例えば、冬のボーナスが192,180円で、会社の計算式が以下の場合を考えます。
192,180円×0.9×評価係数
この場合、まず192,180円に0.9を掛けます。
192,180円×0.9=172,962円
その後、人事評価による係数を掛けて最終的な賞与額を求めます。
もし評価が100点満点で満点評価なら、評価係数を1.0として扱う制度なら、
172,962円×1.0=172,962円
となります。
第1回目の支給額から総額を推測する方法
ボーナスが8月と9月など2回に分けて支給される場合、1回目の金額だけでは最終的な総額は判断できません。
会社によっては、単純に半分ずつ支給する場合もあれば、支給割合を変えている場合もあります。
例えば、今期の賞与総額が100,000円であっても、1回目に40%、2回目に60%支給する制度なら、1回目は40,000円程度になります。
そのため、4万358円が1回目の支給額だった場合でも、それだけで評価が低かったと判断することはできません。
人事評価の一次評価と二次評価の違い
多くの会社では、本人が行う自己評価と、上司や管理者が行う最終評価は別に扱われます。
一次評価で本人が100点を付けても、それがそのまま賞与計算に使われるとは限りません。
一般的には、本人評価を参考資料として、直属の上司やさらに上位の管理者が最終評価を決定します。
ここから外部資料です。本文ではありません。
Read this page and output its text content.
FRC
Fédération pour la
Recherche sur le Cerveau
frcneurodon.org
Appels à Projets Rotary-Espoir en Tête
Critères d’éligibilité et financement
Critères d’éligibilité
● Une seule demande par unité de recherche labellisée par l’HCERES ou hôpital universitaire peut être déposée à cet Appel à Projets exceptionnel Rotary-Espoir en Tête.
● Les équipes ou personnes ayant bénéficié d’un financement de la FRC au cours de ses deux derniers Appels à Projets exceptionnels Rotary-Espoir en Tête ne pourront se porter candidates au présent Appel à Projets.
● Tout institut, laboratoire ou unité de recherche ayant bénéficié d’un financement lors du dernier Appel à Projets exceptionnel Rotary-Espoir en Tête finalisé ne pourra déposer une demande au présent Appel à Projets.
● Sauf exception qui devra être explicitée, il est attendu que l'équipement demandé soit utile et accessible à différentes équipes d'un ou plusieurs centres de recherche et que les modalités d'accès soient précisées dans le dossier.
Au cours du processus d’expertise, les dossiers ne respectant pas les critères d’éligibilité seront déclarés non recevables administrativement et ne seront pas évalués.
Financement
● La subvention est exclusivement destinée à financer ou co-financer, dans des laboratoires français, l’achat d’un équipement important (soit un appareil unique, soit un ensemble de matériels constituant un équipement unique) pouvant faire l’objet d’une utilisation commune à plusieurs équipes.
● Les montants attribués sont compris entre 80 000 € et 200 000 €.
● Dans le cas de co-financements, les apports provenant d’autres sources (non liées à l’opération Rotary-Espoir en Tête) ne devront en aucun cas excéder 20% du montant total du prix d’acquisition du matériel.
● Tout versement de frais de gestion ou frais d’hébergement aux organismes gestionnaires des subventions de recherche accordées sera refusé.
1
そのため、本人評価が100点でも、最終的な二次評価が何点になったかによって賞与額は変化します。
正確な賞与額を確認するために必要な情報
実際の夏のボーナス額を計算するには、以下の情報が必要になります。
- 会社が定めている賞与計算式
- 冬のボーナスを基準にする割合
- 0.9などの調整係数の意味
- 最終的な二次評価点
- 2回分の支給割合
特に二次評価点が分からない場合、本人評価だけでは正確な金額を算出することはできません。
直属の上司が二次評価結果を知らない制度の場合でも、給与担当部署や人事部門では確認できる可能性があります。
まとめ
ボーナス計算では、評価点100点をそのまま100倍するのではなく、通常は1.0という倍率として扱います。
また、冬の賞与額×0.9×評価係数という計算式の場合、0.9は調整率、評価係数は最終評価を割合化したものと考えるのが一般的です。
ただし、賞与制度は会社ごとに異なるため、第1回目の支給額だけで人事評価の良し悪しを判断することはできません。正確な計算には、最終評価点と会社独自の賞与規程を確認することが重要です。